It seems the new Syrian coalition is having a huge success and is making strides in what has already been called the “Doha Process”. The UK has been the ninth country to grant the group full recognition, together with the Gulf States, Turkey, France and Italy. Other international actors have stopped short of recognising the group as a Government in-waiting or the sole representative of the Syrian opposition: that has been the stance chosen by both the EU and the United States. Qatar, France and the UK have even asked the opposition to appoint an ambassador to the country, a perfect first step towards an enhanced representation throughout the world.
Why some authorities have doubts when it comes to give the final push to the body?

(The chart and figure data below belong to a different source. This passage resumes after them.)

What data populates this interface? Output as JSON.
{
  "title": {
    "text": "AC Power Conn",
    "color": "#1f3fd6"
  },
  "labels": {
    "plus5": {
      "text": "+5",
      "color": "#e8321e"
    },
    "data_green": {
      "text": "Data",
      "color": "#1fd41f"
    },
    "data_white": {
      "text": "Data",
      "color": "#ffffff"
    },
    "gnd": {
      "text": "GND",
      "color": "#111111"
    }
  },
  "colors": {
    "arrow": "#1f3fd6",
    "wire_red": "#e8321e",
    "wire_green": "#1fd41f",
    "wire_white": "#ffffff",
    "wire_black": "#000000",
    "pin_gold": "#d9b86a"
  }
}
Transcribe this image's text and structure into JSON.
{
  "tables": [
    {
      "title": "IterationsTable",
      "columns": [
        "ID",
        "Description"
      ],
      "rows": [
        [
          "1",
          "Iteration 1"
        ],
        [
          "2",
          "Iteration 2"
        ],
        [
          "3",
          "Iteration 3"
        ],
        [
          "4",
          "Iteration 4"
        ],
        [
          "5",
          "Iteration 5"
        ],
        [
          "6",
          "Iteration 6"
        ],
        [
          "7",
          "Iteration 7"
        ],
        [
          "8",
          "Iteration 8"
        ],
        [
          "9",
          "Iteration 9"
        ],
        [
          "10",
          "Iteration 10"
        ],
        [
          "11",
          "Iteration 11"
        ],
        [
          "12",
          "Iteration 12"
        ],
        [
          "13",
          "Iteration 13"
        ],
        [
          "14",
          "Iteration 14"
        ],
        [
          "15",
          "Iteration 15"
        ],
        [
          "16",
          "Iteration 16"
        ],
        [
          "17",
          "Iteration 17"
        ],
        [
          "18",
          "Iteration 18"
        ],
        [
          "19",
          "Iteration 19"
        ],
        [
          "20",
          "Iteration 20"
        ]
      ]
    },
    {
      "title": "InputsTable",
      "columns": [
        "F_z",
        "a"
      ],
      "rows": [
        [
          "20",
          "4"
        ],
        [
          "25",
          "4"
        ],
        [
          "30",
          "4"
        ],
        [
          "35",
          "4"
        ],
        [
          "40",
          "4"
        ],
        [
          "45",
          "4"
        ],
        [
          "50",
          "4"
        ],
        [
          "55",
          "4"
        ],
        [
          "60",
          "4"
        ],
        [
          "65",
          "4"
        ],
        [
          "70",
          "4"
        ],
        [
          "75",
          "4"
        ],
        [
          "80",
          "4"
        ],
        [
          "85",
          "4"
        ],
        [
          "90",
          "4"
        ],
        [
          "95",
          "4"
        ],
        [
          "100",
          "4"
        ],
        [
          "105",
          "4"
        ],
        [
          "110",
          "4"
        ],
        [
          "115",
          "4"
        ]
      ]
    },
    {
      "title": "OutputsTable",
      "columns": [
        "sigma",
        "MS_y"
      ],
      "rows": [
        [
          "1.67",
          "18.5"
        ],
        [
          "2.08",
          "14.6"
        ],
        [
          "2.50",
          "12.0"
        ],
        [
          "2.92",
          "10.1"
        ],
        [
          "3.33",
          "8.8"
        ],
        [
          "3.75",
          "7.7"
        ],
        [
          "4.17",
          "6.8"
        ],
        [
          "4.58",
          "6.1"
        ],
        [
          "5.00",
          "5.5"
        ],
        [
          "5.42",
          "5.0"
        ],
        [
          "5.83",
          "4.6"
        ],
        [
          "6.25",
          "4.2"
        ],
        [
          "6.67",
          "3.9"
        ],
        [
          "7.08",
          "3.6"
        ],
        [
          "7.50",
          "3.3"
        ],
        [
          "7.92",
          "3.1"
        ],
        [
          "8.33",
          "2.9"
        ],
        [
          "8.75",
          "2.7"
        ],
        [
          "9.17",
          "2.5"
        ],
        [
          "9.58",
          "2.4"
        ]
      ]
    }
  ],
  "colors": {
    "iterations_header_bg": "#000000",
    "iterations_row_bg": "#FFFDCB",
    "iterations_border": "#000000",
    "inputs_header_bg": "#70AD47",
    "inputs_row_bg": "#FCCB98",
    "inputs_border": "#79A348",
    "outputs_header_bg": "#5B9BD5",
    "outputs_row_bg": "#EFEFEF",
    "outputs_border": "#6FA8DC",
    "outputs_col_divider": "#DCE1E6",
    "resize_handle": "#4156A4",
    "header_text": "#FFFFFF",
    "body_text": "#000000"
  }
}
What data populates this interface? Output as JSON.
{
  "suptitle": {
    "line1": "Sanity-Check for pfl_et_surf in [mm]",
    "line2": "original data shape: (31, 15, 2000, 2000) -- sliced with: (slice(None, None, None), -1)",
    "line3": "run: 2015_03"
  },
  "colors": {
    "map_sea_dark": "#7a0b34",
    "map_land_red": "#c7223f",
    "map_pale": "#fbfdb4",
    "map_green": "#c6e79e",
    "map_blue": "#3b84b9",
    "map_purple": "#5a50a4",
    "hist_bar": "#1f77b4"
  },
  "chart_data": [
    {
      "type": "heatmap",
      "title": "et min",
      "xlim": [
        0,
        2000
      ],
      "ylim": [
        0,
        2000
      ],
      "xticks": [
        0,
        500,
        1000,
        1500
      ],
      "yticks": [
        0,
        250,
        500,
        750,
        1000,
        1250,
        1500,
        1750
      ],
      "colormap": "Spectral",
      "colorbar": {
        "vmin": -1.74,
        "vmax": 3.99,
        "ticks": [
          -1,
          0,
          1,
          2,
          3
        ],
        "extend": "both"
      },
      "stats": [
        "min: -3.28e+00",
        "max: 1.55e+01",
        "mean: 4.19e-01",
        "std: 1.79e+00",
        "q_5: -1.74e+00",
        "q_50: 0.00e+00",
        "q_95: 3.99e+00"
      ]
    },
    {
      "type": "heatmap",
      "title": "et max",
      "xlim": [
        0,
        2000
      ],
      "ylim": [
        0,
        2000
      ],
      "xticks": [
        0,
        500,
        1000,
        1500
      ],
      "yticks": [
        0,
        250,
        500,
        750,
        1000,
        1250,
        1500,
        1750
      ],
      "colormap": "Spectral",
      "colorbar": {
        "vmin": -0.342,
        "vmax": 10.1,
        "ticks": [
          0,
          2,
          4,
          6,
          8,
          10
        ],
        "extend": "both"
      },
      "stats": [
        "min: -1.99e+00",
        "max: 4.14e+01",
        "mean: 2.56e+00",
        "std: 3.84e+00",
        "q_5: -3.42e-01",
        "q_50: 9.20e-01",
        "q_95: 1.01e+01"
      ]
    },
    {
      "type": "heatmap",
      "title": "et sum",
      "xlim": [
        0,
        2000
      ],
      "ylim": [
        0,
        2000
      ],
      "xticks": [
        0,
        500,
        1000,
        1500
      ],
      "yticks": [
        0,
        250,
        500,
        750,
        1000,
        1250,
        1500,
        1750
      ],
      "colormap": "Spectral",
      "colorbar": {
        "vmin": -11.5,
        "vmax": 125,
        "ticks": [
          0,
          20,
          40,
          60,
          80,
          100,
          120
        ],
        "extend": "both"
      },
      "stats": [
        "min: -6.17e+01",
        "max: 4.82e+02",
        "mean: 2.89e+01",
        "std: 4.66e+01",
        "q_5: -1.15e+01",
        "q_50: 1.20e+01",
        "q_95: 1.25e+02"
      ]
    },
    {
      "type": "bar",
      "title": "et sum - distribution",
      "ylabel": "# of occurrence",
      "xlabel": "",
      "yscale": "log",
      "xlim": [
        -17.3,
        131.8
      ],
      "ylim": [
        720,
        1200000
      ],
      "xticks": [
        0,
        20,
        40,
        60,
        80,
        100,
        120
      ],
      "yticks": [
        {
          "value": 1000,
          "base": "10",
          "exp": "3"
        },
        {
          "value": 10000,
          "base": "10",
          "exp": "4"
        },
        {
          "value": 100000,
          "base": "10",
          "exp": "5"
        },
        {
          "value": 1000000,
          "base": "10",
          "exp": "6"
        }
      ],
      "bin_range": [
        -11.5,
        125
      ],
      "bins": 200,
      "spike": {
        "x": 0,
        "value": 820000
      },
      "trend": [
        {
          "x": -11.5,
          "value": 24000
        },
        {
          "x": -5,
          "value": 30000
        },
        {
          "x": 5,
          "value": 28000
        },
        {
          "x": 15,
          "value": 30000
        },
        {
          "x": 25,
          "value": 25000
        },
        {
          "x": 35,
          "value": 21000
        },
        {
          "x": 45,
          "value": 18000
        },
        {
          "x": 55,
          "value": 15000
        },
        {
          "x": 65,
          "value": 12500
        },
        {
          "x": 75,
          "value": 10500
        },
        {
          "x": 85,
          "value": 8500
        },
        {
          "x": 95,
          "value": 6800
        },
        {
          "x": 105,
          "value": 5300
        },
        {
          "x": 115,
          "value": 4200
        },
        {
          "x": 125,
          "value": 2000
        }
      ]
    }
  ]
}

First of all, probably because it is still too soon: recognition comes hand in hand with responsibilities, and the group hasn’t still achieved anything near of coordinated military action. The new authorities have been accused of being too distant from the real fighters, and thus of ultimately be actually based outside of Syria. This sort of Government in exile in the offing has to show it is able to really represent Syria within Syria, that is to say, to show it is able to improve and manage its relations with the rebels on the front lines.
They also have to represent the views all regions and all groups, particularly of all minorities. That seems not the be the case of the Allawite community (Assad himself is an Allawite and most members of this group have been direly persecuted and fear further reprisals in case of an overthrow), even though 5% of seats in the body have been set aside for representatives of the Allawites. That also seems not to be the case of the Kurdish community, which however are taking advantage of the conflict to fulfill their dream of greater autonomy in the new scenario that will arise after Assad is toppled. Indeed, several forces decided not participate in the Doha conference, such as the National Conference to Save Syria, the Syrian Democratic Platform and the Kurdish National Council, among others. Indeed, the Coalition is driven by sectarian interests, better represents sectarian interests of its foreign supports (notably Sunni countries vs Shias) than it does actual Syrians, while it alienates other minority groups, and that does further encourage the “Lebanization” of Syria. Minorities are logically fearful of a Syrian state under a Muslim Brotherhood or Salafist regime backed by conservative Arab Gulf states. The possibility of a Turkey-lead transition, for its part, keep Kurds away from the Syrian opposition.
Another issue is “haunting” the international community in this respect: what can be done to respect the “Geneva communique” (a key document signed by all permanent members of the Security Council back in June, whereby the new opposition should include elements of the current regime, figures that however cannot have blood in their hands)?